Listed infra: the asset class that wasn’t?

Not everybody thinks assets available through the stock market provide the same benefits as their private counterparts.

In a whitepaper released earlier this week, Australian fund manager AMP Capital makes the case for listed infrastructure by describing it as an “untapped growth opportunity,” highlighting the benefits it can offer investors in the form of stable, reliable and growing cash flows.

“Global listed infrastructure is still a relatively new asset class but because of its versatility it can play a number of roles in a balanced portfolio,” AMP Capital’s global head of listed infrastructure Tim Humphreys said in a statement. “It offers defensive growth, attractive yield and also offers appealing diversification qualities, presenting a largely untapped opportunity for investors.”

Two listed infrastructure professionals – Franklin Templeton’s Wilson Magee and CBRE Clarion’s Jeremy Anagnos – presented similar arguments during a roundtable discussion Infrastructure Investor hosted last month, which you will be able to read shortly in our September issue.

AMP Capital, which also invests in unlisted infrastructure, released its whitepaper to coincide with its support of the Global Listed Infrastructure Organisation, a new trade association launched in July whose objective is to raise awareness of the benefits of listed infrastructure among investors.

Not everybody seems so enthused by listed infrastructure, however. In a paper released in June, EDHECInfra, the infrastructure research unit of the French business school, stated its disagreement in stark terms when it argued that “there is no listed infrastructure asset class”.

“When you talk about an asset class you are referring to a group of assets that tend to be more correlated with each other and less correlated with the rest,” EDHECInfra director Frédéric Blanc-Brude told Infrastructure Investor.

“Listed infrastructure tends to be very high volatility, very highly correlated with the market; not at all what you think infrastructure should be like as an investment.”

The findings come after a one-year study that used 22 listed infrastructure proxies to determine whether listed infrastructure has the potential to create diversification benefits for investors. The tests were conducted for global, US and UK markets covering the past 15 years.

“We tested 22 proxies of listed infrastructure and found little to no robust evidence of a ‘listed infrastructure asset class’ that was not already spanned by a combination of capital market instruments and alternatives of a factor-based asset allocation,” Blanc-Brude and co-authors Tim Whittaker, associate research director at EDHECInfra, and Simon Wilde, senior managing director at Macquarie Capital in London, wrote in the paper.

There was one exception to the findings, however: five stocks, listed on the London Stock Exchange, which buy equity tranches in PPP projects that receive availability payments and have no demand risk.

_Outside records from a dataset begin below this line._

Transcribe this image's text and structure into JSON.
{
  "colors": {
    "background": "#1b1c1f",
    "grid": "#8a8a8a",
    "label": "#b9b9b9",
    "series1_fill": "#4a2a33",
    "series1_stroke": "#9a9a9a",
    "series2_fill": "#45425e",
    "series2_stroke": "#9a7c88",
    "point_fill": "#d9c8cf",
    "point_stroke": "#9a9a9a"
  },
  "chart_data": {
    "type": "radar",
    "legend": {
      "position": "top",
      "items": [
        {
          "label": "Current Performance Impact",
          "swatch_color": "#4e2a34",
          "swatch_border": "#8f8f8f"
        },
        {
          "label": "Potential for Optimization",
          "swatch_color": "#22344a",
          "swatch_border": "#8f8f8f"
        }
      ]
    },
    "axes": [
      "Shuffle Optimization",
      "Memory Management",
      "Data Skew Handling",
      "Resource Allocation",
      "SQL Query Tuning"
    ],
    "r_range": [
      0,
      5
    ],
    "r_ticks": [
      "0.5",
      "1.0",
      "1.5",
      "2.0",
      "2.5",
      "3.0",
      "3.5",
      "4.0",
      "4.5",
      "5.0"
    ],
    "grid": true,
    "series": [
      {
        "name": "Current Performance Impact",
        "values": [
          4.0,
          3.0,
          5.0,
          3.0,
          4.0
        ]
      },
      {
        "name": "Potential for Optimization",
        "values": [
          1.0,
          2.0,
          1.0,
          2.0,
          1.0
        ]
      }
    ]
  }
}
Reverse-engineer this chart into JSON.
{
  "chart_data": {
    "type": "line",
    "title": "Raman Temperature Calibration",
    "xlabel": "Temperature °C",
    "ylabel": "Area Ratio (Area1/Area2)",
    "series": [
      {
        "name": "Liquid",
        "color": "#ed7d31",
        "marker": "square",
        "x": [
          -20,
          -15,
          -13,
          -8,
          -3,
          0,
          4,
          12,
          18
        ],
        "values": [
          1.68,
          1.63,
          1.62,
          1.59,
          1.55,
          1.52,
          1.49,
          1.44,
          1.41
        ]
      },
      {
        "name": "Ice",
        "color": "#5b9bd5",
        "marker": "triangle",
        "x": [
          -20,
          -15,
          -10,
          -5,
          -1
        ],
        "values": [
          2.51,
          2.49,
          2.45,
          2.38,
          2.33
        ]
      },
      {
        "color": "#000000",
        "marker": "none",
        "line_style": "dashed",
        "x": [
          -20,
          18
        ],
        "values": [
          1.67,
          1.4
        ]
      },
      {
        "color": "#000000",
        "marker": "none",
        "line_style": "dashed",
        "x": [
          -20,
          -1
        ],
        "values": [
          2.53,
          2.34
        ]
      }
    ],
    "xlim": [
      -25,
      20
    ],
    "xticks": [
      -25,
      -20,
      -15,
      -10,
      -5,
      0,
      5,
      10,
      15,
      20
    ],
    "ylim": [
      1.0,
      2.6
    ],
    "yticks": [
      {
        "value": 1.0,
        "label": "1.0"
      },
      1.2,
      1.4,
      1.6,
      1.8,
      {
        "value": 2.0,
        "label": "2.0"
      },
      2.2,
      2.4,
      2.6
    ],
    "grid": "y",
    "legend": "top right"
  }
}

“These five companies own about 250 projects. While they’re small – their market capitalisation is £5 billion [$6.6 million; €5.8 million] – they are a window into quite a large bucket of projects,” Blanc-Brude explained. “They basically have the characteristics that you’d expect from infrastructure, which is much lower risk than the market, very low correlation with the market and high dividend pay-outs.”

According to EDHECInfra’s study, focusing on the underlying contractual or governance structures that tend to maximise dividend payouts and pay dividends regularly is effective in reaping diversification benefits – certainly more than simply investing in companies based on their SIC code and on whether a proportion of their revenues are generated from the infrastructure sector.

“So you could conclude that there’s something special out there with infrastructure but it’s mostly not available through the stock market, so it’s difficult to proxy,” Blanc-Brude said.